23.- Tantos duques excellentes,  tantos marqueses e condes e varones 

como vimos tan potentes, di, muerte, ¿do los escondes e traspones? 

E las sus claras hazañas  que hicieron en las guerras y en las paces, 

cuando tú, cruda, te ensañas,  con tu fuerza las atierras  e desfaces.

24.- Las huestes innumerables,  los pendones, estandartes e banderas, 

los castillos impugnables,  los muros e baluartes 

e barreras, 

la cava honda, chapada  o cualquier otro reparo,  

¿qué aprovecha? 

Cuando tú vienes airada  todo lo pasas de claro  

con tu flecha.

25.- Aquél de buenos abrigo,  amado por virtuoso 

de la gente, 

el maestre don Rodrigo 

Manrique, tanto famoso  e tan valiente;  

sus hechos grandes e claros non cumple que los alabe, pues los vieron,  

ni los quiero hacer caros  pues que el mundo todo sabe,  cuáles fueron.

26.- Amigo de sus amigos,  ¡qué señor para criados e parientes!  

¡Qué enemigo de enemigos! jQué maestro de esforzados  e valientes!  

¡Qué seso para discretos!  ¡Qué gracia para donosos!  ¡Qué razón! 

¡Qué benigno a los sujetos! ¡A los bravos e dañosos, qué león!

27.- En ventura, Octaviano, Julio César, en vencer e batallar; 

en la virtud, Africano; Aníbal, en el saber 

e trabajar; 

en la bondad, un Trajano; Tito, en liberalidad,  

con alegría,  

en su brazo, Aureliano; Marco Atilio, en la verdad  que prometía.

28.- Antonio Pío, en clemencia;  Marco Aurelio, en igualdad del semblante; 

Adriano, en elocuencia;  Teodosio, en humanidad e buen talante. 

Aurelio Alexandre fue 

en disciplina e rigor 

de la guerra; 

un Constantino, en la fe;  Camilo, en el grand amor de su tierra.

29.- Non dejó grandes tesoros. ni alcanzó muchas riquezas ni vajillas;  

mas fizo guerra a los moros,  ganando sus fortalezas e sus villas; 

y en las lides que venció,  cuántos moros e caballos se perdieron; 

y en este oficio ganó  

las rentas e los vasallos que le dieron.

30.- Pues en su honra y estado, en otros tiempos pasados, ¿cómo se hubo? 

Quedando desamparado, con hermanos e criados se sostuvo. 

Después que fechos famosos fizo en esta misma guerra que hacía, 

fizo tratos honrosos 

que le dieron más tierra 

que tenía.

31.- Estas sus viejas hestorias  que con su brazo pintó 

en joventud, 

con otras nuevas victorias  agora las renovó 

en senectud. 

Por su gran habilidad,  

por méritos e ancianía  

bien gastada, 

alcanzó la dignidad 

de la grand Caballería  

dell Espada.

32.- E sus villas e sus tierras  ocupadas de tiranos 

las halló; 

mas por cercos e por guerras e por fuerza de sus manos  las cobró. 

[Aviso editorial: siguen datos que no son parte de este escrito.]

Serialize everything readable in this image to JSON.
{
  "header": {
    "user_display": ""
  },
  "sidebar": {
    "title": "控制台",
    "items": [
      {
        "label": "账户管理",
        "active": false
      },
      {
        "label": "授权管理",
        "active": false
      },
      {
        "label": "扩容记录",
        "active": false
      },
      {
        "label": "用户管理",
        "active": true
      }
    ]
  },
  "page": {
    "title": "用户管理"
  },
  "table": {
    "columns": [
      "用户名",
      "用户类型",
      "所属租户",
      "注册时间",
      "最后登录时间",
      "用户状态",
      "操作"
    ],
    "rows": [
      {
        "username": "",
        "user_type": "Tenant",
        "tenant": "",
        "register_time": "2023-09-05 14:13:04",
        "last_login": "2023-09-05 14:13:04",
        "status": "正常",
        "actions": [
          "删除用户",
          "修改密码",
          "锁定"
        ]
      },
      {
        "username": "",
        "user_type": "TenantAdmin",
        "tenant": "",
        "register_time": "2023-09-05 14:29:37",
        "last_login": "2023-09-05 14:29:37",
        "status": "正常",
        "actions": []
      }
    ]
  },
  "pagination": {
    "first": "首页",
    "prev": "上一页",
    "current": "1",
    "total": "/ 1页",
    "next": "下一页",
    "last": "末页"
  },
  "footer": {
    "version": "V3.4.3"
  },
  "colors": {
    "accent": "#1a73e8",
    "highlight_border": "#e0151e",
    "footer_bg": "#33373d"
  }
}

Pues nuestro rey natural si de las obras que obró  fue servido, 

dígalo el de Portugal 

y en Castilla quien siguió  su partido.

33.- Después de puesta la vida  tantas veces por su ley 

al tablero; 

después de tan bien servida  la corona de su rey  

verdadero; 

después de tanta hazaña a que no pudo bastar  

cuenta cierta, 

en la su villa de Ocaña 

vino la muerte a llamar 

a su puerta,

34.- diciendo: -«Buen caballero,  dejad al mundo engañoso e su halago; 

vuestro corazón de acero  muestre su esfuerzo famoso en este trago; 

e pues de vida y salud  

fecisteis tan poca cuenta por la fama, 

esfuércese la virtud 

para sufrir esta afrenta 

que vos llama.

35.- No se os haga tan amarga la batalla temerosa  

que esperáis, 

pues otra vida más larga. de la fama gloriosa 

acá dejáis. 

Aunque esta vida de honor tampoco no es eternal 

ni verdadera, 

mas con todo es muy mejor  que la otra temporal  

perecedera.

36.- El vivir que es perdurable  non se gana con estados  mundanales, 

ni con vida delectable  

donde moran los pecados infernales; 

mas los buenos religiosos gánanlo con oraciones 

e con lloros; 

los caballeros famosos, con trabajos e aflictiones contra moros.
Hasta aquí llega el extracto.